HIV, Allergies, & Starting Treatment
Feb 6, 2005
Hello, I was diagnosed HIV positive and my Infectious Disease doctor is estimating that I've been infected since the late '90s. My last labs showed my CD4s @ about 250ish, and my VL @ 80,000. My doctor has written out a prescription for me to start taking medicine to help control the virus at this point. My script is for: Truvada, and Viramune. From what I've read, Truvada seems to be quite new. And also from what I've read, quite scary. The list of side effects is 3 pages long, one side effect being "death". I am not sure about the Viramune. The side effects there were also just as dramatic. I am 28 years old, 175 lbs, 6'2", in very good shape. I work out with weights every day and am very in-tune with my body. I am afraid of the side effects and the wasting, etc. I also have very severe allergies. I'm basically allergic to the planet. Seriously. However, it's always been controllable with OTC medicines like Claritin or Zertec or whatever. This past May, my allergies went NUTS. I have hives all over my body unless I am applying hydrocortizone creme, my ears are filled with fluid and my sinuses are completely swelled closed. I am wondering if this ridiculous, uncontrollable allergy symptom outbreak is because my CD4s are low. Also, my tonsils are incredibly large, to the point where they are going to take them out next week, along with my adnoids. I am wondering, #1, if this proposed HIV medicine regime is a good one, what you suggest, and #2, if you think that my allergies and the allergy symptoms may clear up once my CD4 levels get back to a normal number. I have seen numerous allergists, and no one can help me. No medicine helps whatsoever. And my HIV doctor now wants me to begin treatment.
Please let me know of any insight you may have. Thank you in advance. I don't know where else to ask these questions.
Best to you, and the other doctors and people that keep this site up-
Response from Dr. Young
Jason, thanks for your questions and comments.
Having worsening allergies is not unusual at all in persons with HIV-- indeed, it's not uncommon for me to have newly diagnosed patients sent to me from ear, nose and throat doctors who were taking care of patients with severe sinus or allergy problems. It's been my experience that some, but not always all, allergy issues improve after starting up on HIV medications.
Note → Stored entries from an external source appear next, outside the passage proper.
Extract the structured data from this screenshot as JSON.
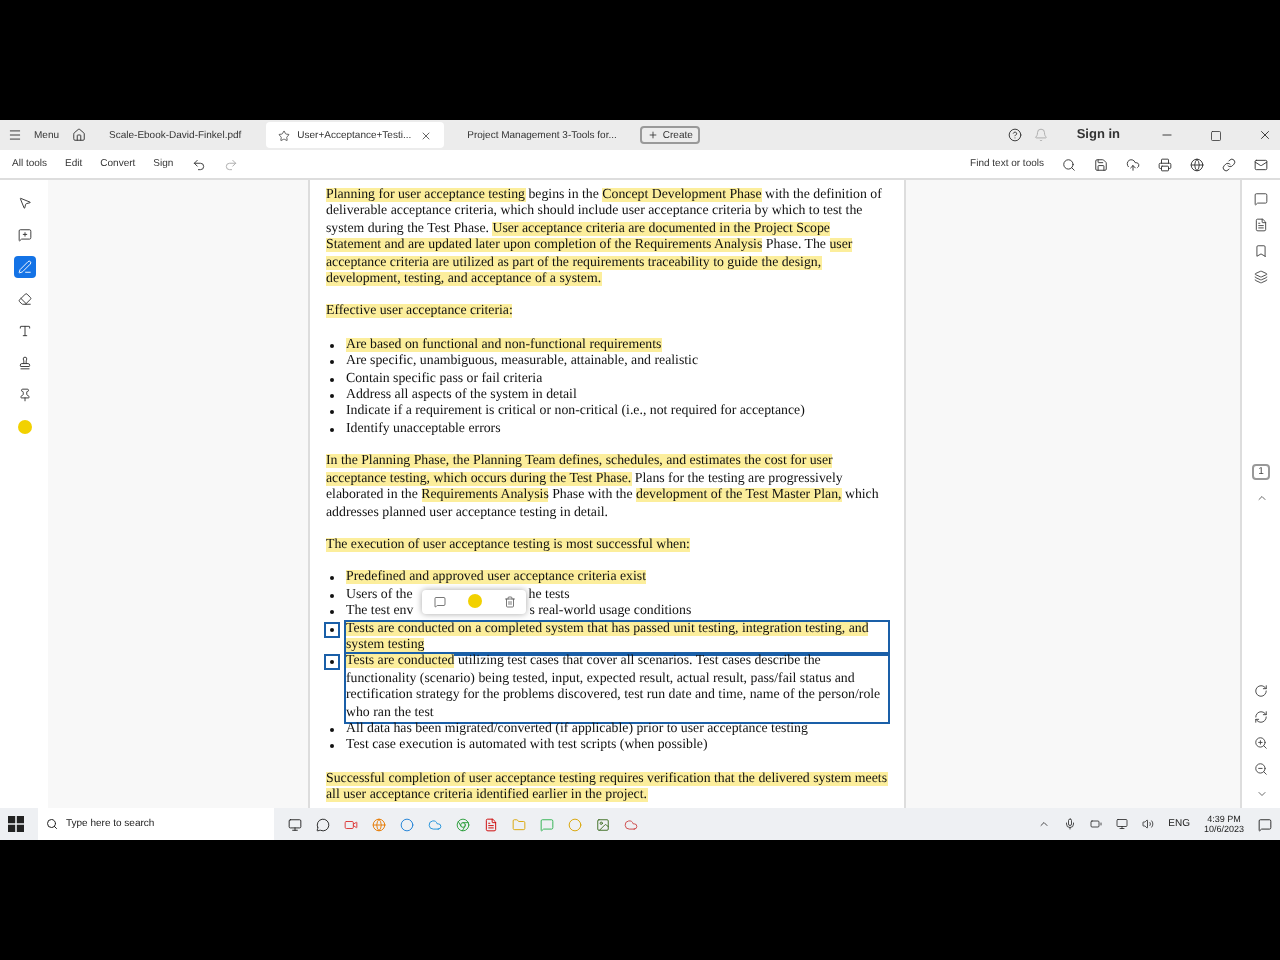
{
  "tab_bar": {
    "menu": "Menu",
    "tabs": [
      {
        "label": "Scale-Ebook-David-Finkel.pdf",
        "selected": false
      },
      {
        "label": "User+Acceptance+Testi...",
        "selected": true
      },
      {
        "label": "Project Management 3-Tools for...",
        "selected": false
      }
    ],
    "create": "Create",
    "sign_in": "Sign in"
  },
  "toolbar": {
    "items": [
      "All tools",
      "Edit",
      "Convert",
      "Sign"
    ],
    "search": "Find text or tools"
  },
  "left_tools": [
    {
      "kind": "cursor",
      "selected": false
    },
    {
      "kind": "comment",
      "selected": false
    },
    {
      "kind": "pen",
      "selected": true
    },
    {
      "kind": "eraser",
      "selected": false
    },
    {
      "kind": "text",
      "selected": false
    },
    {
      "kind": "stamp",
      "selected": false
    },
    {
      "kind": "pin",
      "selected": false
    },
    {
      "kind": "color",
      "selected": false
    }
  ],
  "document": {
    "blocks": [
      {
        "kind": "paragraph",
        "segments": [
          {
            "text": "Planning for user acceptance testing",
            "highlighted": true
          },
          {
            "text": " begins in the ",
            "highlighted": false
          },
          {
            "text": "Concept Development Phase",
            "highlighted": true
          },
          {
            "text": " with the definition of deliverable acceptance criteria, which should include user acceptance criteria by which to test the system during the Test Phase.  ",
            "highlighted": false
          },
          {
            "text": "User acceptance criteria are documented in the Project Scope Statement and are updated later upon completion of the Requirements Analysis",
            "highlighted": true
          },
          {
            "text": " Phase.  The ",
            "highlighted": false
          },
          {
            "text": "user acceptance criteria are utilized as part of the requirements traceability to guide the design, development, testing, and acceptance of a system.",
            "highlighted": true
          }
        ]
      },
      {
        "kind": "paragraph",
        "segments": [
          {
            "text": "Effective user acceptance criteria:",
            "highlighted": true
          }
        ]
      },
      {
        "kind": "list",
        "items": [
          {
            "segments": [
              {
                "text": "Are based on functional and non-functional requirements",
                "highlighted": true
              }
            ],
            "selected": false,
            "covered": false
          },
          {
            "segments": [
              {
                "text": "Are specific, unambiguous, measurable, attainable, and realistic",
                "highlighted": false
              }
            ],
            "selected": false,
            "covered": false
          },
          {
            "segments": [
              {
                "text": "Contain specific pass or fail criteria",
                "highlighted": false
              }
            ],
            "selected": false,
            "covered": false
          },
          {
            "segments": [
              {
                "text": "Address all aspects of the system in detail",
                "highlighted": false
              }
            ],
            "selected": false,
            "covered": false
          },
          {
            "segments": [
              {
                "text": "Indicate if a requirement is critical or non-critical (i.e., not required for acceptance)",
                "highlighted": false
              }
            ],
            "selected": false,
            "covered": false
          },
          {
            "segments": [
              {
                "text": "Identify unacceptable errors",
                "highlighted": false
              }
            ],
            "selected": false,
            "covered": false
          }
        ]
      },
      {
        "kind": "paragraph",
        "segments": [
          {
            "text": "In the Planning Phase, the Planning Team defines, schedules, and estimates the cost for user acceptance testing, which occurs during the Test Phase.",
            "highlighted": true
          },
          {
            "text": "  Plans for the testing are progressively elaborated in the ",
            "highlighted": false
          },
          {
            "text": "Requirements Analysis",
            "highlighted": true
          },
          {
            "text": " Phase with the ",
            "highlighted": false
          },
          {
            "text": "development of the Test Master Plan,",
            "highlighted": true
          },
          {
            "text": " which addresses planned user acceptance testing in detail.",
            "highlighted": false
          }
        ]
      },
      {
        "kind": "paragraph",
        "segments": [
          {
            "text": "The execution of user acceptance testing is most successful when:",
            "highlighted": true
          }
        ]
      },
      {
        "kind": "list",
        "items": [
          {
            "segments": [
              {
                "text": "Predefined and approved user acceptance criteria exist",
                "highlighted": true
              }
            ],
            "selected": false,
            "covered": false
          },
          {
            "segments": [
              {
                "text": "Users of the",
                "highlighted": false
              },
              {
                "text": "he tests",
                "highlighted": false
              }
            ],
            "selected": false,
            "covered": true
          },
          {
            "segments": [
              {
                "text": "The test env",
                "highlighted": false
              },
              {
                "text": "s real-world usage conditions",
                "highlighted": false
              }
            ],
            "selected": false,
            "covered": true
          },
          {
            "segments": [
              {
                "text": "Tests are conducted on a completed system that has passed unit testing, integration testing, and system testing",
                "highlighted": true
              }
            ],
            "selected": true,
            "covered": false
          },
          {
            "segments": [
              {
                "text": "Tests are conducted",
                "highlighted": true
              },
              {
                "text": " utilizing test cases that cover all scenarios.  Test cases describe the functionality (scenario) being tested, input, expected result, actual result, pass/fail status and rectification strategy for the problems discovered, test run date and time, name of the person/role who ran the test",
                "highlighted": false
              }
            ],
            "selected": true,
            "covered": false
          },
          {
            "segments": [
              {
                "text": "All data has been migrated/converted (if applicable) prior to user acceptance testing",
                "highlighted": false
              }
            ],
            "selected": false,
            "covered": false
          },
          {
            "segments": [
              {
                "text": "Test case execution is automated with test scripts (when possible)",
                "highlighted": false
              }
            ],
            "selected": false,
            "covered": false
          }
        ]
      },
      {
        "kind": "paragraph",
        "segments": [
          {
            "text": "Successful completion of user acceptance testing requires verification that the delivered system meets all user acceptance criteria identified earlier in the project.",
            "highlighted": true
          }
        ]
      }
    ]
  },
  "page_number": "1",
  "taskbar": {
    "search_placeholder": "Type here to search",
    "language": "ENG",
    "time": "4:39 PM",
    "date": "10/6/2023"
  }
}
So hopefully, you're will improve.
Truvada (tenofovir/FTC)and nevirapine are both widely prescribed treatments in the US; non-nuke regimens that include either efavirenz (Sustiva) or nevirapine (Viramune) have been the mainstay of first-line treatments, though PIs are regaining momentum recently. Truvada shouldn't be a scary thing-- in the huge majority of patients, there are little, if any initial side effects and the potency of the drug combo is excellent. Nevirapine is associated with rash and in a small minority of patients can cause liver toxicity (particularly among persons with higher CD4 cell counts). It may be that you've confused the "death" commentary-- there have been deaths associated with liver toxicity and the use of nevirapine. Fortunately, these cases are very rare and are more common among women with CD4 counts that are greater than 250. In our hands, nevirapine has been very well tolerated, particulary among persons with counts below 250. Lastly, before I run off and write prescriptions for non-nukes in my patients, I'd like to know as best possible that there isn't any evidence of acquired non-nuke resistance-- about 5-10% of our treatment naive patients have unfortunately become infected with resistant virus.
The combination of Truvada + nevirapine has not been very well evaluated in prospective clinical trials-- most of the clinical study data comes from the analysis of a trial that used Truvada with efavirenz (Sustiva); FTC has been studies with nevirapine as well. Tenofovir should be used cautiously among patients with kidney injury, since there is a small potential for relative overdosing of the medication in these individuals; nevirapine should be used cautiously (or avoided) in persons with liver injury (I tend to avoid its use in persons with active hepatitis B or hepatitis C).
Overall though, provided that you don't have baseline drug resistance or risk factors for toxicity, there should be little to doubt that the experiences of the individual drugs shouldn't add up to a good combination in your case. I'd be sure to have follow up lab and clinical evaluations in the weeks after starting up on medications.